Loss function of the trained autoencoder and the far-field calculated using the analytic Green’s function method according to the magnitude of the polarizability and order of Born approximation used in the decoder. (a) Loss function of the neural network. (b) Target far-field map. (c) Generated far-field map. Note that for α _max/ɛ ₀ = 1.0 × 10⁻⁵ (m³), first-order Born approximation generated strong side lobes compared to the second and third order approximation.

While our proposed algorithm is currently limited to a theoretical prototype, it can be applied to real-world metasurface antennas. To implement our algorithm, one would need to extract the polarizability of the metasurface unit [33–37], which can be done through various methods such as calculating the far field scattered from the designed metasurface unit in experiments or numerical simulations and optimizing the polarizability to generate that field. Once we have the polarizabilities for all possible states, we can establish the scattering equation for the given antenna structure. By training the neural network encoder to be an inverse operation of the scattering equation, we can obtain the proper solution for the desired far field to be generated. Therefore, although our current focus is on the theoretical prototype, our proposed algorithm has practical applications in the design and optimization of metasurface antennas.

4. Conclusions

We proposed a deep-learning-based method for the control of a reconfigurable metasurface antenna. We modeled the metasurface as a collection of dipoles with states of varying polarizability and used a deep autoencoder neural network combined with a scattering equation and Born approximation to generate on-demand far-field maps. Our proposed autoencoder exhibited high accuracy and a much faster speed compared with the conventional GA approach and the GS algorithm.
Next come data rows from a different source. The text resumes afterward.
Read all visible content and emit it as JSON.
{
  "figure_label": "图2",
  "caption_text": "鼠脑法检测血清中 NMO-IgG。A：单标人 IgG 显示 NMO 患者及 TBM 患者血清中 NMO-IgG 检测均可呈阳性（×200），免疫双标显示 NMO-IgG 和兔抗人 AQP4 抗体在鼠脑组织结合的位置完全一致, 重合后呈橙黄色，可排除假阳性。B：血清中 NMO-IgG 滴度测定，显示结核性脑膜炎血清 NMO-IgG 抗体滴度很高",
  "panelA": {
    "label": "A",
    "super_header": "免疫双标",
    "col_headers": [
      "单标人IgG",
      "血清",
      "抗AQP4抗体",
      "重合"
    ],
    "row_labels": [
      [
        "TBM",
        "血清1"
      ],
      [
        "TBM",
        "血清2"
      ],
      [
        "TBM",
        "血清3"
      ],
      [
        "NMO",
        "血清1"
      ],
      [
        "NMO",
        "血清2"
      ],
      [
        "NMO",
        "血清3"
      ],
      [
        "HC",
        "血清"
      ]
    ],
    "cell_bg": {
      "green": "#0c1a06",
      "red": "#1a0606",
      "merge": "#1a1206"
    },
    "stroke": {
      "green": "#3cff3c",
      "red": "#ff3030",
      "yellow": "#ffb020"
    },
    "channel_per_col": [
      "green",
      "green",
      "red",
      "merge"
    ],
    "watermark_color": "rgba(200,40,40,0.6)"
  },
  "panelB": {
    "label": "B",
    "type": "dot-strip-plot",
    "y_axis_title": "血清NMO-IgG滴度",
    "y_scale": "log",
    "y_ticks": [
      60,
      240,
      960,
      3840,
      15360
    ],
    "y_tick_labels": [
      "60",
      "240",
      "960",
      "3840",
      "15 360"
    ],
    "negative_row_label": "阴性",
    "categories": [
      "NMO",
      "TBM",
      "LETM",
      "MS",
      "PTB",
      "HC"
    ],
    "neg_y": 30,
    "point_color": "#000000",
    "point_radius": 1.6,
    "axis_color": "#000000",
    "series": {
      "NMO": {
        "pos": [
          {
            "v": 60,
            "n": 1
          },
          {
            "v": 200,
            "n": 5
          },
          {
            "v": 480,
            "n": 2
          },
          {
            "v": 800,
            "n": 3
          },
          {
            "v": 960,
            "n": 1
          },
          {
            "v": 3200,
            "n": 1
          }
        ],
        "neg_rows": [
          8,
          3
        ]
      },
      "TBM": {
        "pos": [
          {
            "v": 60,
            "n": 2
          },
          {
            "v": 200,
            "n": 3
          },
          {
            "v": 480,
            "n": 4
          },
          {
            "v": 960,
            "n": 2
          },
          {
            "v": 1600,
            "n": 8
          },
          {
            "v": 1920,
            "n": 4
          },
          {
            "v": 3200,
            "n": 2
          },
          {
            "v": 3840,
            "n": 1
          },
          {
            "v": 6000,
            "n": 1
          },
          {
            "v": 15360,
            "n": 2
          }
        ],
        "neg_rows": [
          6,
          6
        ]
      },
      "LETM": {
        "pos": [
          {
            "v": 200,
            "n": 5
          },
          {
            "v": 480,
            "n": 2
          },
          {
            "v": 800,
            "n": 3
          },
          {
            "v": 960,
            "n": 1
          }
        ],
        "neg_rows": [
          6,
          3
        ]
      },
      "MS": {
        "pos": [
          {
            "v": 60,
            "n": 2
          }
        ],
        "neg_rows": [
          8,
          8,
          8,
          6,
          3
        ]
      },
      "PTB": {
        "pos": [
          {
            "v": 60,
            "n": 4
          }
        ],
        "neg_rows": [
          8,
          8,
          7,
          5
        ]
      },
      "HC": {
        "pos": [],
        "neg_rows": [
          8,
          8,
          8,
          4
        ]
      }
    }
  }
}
This would allow for the real-time operation of a reconfigurable metasurface antenna for beam steering.

Because our model simplifies the reconfigurable metasurface elements as dipoles with varying states, the realistic application of our model requires further consideration. In a real device, the finite size effect of unit elements should be considered, which goes beyond dipole approximation. We employed dipole polarizability with varying amplitude and the phase fixed to 0 or π, but this was not essential. We could have kept the amplitude fixed and varied the phase or varied both. When building a device element that represents a dipole with a variable state, it is preferable to employ a discrete state, such as a binary one. We demonstrated that the binary truncation of our continuous autoencoder model still produced a reasonable performance. The accuracy of our approach could be further improved if we employed a discrete state in our autoencoder model from the beginning, without truncation afterward. This can be achieved by modifying the normalization procedure, which will be considered in future research. Our work can easily be extended to more general metasurface antennas, phased arrays, and other far-field imaging applications.